ISS is the most appropriate trauma score used for predicting mortality. The results of our study showed that the odds ratio of mortality was higher in patients with facial trauma. The results of this study are consistent with the results of a study by Thom Mayer et al. that reported ISS as an accurate predictor of both morbidity and mortality in all types of trauma such as face and neck injuries [20]. Although this study consistent with study by sherafati et al. that showed severity of crash and time to admission can predict mortality of patients [21]. As shown in Figure 2, Maxilla injuries had the highest ISS (with the mean score of 10.43), whereas this type of injury is ranked the third among the trauma injuries. In a study by K. E. Down it was shown that about 50% of patients had moderate to serve injuries but in this study the severity of injuries in 26% of patients with maxillofacial trauma was the same; it is due to the fact that facial trauma generally has a lower ISS than other type of injuries such as head and neck and abdomen injuries [22]. Moreover, Bagheri et al. showed a linear correlation between mortality and ISS among patients with facial trauma [23]. In a study by Max J.Scheyerer, it was reported that 59% of trauma patients needed maxillofacial surgeons and of all cases 72% had bleeding, 49% had chest injury, and 36% had subdual injury [11]. In our study, we assessed and compared the factors affecting mortality in terms of the mechanism of injuries and type of maxillofacial trauma; this comparison was one of the most significant strengths of this study. To the best of our knowledge, so far no study in Iran has been conducted on trauma and the risk factors of mortality in different injury groups, yet. Short post-trauma follow-up period was a limitation of our study.
Due to the lack of data on other damaged body regions in patients, in addition to the jaw and face, we could not calculate and compare the risk of death due to the damages in such regions such as chest, head, neck, etc. According to the reviewed literature, this is the first study in Iran investigating death from jaw and facial injuries . For future research, it is suggested to consider competing mortality risk factors for all the types of maxillofacial injuries.

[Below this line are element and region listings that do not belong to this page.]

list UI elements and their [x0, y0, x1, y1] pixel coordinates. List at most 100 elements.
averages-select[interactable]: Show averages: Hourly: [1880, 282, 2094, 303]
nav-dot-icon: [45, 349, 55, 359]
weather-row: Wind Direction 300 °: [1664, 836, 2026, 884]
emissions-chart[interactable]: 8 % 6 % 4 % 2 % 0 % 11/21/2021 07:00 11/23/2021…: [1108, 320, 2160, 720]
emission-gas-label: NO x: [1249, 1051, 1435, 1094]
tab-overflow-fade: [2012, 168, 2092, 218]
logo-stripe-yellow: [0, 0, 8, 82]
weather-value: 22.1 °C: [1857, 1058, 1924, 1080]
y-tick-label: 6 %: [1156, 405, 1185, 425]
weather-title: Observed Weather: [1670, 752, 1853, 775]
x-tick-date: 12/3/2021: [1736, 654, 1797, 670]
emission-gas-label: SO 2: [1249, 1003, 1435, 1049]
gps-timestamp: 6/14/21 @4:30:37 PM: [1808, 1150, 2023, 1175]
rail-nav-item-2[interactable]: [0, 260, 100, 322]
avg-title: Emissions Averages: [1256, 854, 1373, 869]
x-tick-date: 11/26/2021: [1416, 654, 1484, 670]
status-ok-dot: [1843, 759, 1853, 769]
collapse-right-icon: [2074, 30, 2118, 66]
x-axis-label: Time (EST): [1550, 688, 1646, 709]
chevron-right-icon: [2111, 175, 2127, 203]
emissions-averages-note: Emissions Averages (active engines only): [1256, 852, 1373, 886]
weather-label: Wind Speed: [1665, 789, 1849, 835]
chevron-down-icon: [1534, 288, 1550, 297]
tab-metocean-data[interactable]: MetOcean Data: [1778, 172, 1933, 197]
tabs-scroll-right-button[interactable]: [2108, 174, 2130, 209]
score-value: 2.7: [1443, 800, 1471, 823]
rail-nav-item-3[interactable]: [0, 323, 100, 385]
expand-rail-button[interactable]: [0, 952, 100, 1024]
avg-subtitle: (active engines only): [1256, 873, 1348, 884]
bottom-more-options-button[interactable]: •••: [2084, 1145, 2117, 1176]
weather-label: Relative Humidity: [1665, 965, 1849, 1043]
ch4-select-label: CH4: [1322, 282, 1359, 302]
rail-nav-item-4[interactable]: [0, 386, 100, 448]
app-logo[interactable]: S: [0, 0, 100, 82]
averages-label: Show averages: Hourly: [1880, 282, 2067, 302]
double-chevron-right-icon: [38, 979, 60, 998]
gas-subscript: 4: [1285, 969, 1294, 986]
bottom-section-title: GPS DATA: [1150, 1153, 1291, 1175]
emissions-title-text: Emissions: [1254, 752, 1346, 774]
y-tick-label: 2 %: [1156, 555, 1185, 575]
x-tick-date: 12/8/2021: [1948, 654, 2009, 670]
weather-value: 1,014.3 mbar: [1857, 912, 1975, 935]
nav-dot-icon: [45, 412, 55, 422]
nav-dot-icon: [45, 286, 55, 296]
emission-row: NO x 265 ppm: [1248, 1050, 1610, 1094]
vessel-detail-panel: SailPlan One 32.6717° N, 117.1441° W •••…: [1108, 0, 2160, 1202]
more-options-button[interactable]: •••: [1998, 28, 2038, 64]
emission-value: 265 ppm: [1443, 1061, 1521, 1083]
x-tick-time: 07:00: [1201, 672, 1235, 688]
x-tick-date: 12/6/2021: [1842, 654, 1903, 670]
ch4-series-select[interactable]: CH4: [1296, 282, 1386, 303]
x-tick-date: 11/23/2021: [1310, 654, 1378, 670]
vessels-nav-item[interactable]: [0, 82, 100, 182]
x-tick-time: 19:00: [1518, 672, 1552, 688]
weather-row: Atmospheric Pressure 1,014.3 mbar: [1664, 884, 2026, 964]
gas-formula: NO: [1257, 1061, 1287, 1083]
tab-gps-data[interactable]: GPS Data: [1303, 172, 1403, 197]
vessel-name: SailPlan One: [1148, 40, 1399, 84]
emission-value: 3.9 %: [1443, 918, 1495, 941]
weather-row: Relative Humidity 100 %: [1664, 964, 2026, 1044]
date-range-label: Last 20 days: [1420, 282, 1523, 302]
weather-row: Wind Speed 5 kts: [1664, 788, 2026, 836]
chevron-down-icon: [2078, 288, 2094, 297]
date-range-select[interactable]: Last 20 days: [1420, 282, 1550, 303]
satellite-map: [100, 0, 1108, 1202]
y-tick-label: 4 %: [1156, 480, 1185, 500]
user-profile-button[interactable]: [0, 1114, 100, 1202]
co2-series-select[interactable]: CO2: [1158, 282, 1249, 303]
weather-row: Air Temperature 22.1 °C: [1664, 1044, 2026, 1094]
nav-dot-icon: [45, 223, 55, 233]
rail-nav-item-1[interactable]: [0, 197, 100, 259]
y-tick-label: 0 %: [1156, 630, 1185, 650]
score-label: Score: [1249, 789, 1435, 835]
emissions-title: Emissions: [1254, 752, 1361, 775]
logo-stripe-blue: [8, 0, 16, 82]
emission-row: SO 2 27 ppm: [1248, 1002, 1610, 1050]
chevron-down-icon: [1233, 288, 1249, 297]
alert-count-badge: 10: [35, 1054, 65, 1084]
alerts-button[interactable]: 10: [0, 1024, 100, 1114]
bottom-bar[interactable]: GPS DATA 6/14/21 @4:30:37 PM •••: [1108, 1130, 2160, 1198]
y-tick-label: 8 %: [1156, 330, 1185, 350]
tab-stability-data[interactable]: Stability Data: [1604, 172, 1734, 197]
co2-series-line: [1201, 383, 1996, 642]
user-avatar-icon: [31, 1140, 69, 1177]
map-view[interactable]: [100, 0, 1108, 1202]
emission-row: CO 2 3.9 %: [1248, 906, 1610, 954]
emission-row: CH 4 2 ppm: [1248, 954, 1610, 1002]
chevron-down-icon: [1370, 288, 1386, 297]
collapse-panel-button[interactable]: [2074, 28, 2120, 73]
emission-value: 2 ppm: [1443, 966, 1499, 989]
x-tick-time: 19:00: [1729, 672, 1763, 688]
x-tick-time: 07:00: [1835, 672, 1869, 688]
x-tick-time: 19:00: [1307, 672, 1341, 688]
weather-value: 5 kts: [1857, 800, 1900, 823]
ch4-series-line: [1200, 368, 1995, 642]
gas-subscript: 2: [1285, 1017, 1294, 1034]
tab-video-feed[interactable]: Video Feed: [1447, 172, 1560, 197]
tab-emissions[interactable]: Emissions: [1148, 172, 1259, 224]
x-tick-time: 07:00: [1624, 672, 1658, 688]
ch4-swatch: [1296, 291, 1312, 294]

Futurs studies are recommended to evaluate the effect of different factors such as seat belt and prevention of alcohol drinking on the decrease of maxillofacial traumas.
Maxillofacial injuries are often associated with a risk of other serious concomitant injuries, in particular traumatic brain injuries. Gender (being male), Injury Severity Score, and mechanism of injury were the significant predictors of mortality in the facial trauma patients. In addition, mandible fracture and ear injuries were the most and the least common types of maxillofacial injuries. Even though emergency operations are only necessary in rare cases, diagnosis and treatment of such concomitant injuries may be potentially overlooked or delayed in severely injured patients. Nevertheless, the need for immediate maxillofacial surgery is low. It seems necessary that treatment services for severely injured patients would be provided only by a limited number of major trauma centers, with a close collaboration between trauma, neuro, and maxillofacial surgeons.
Conflict of Interest: None declared.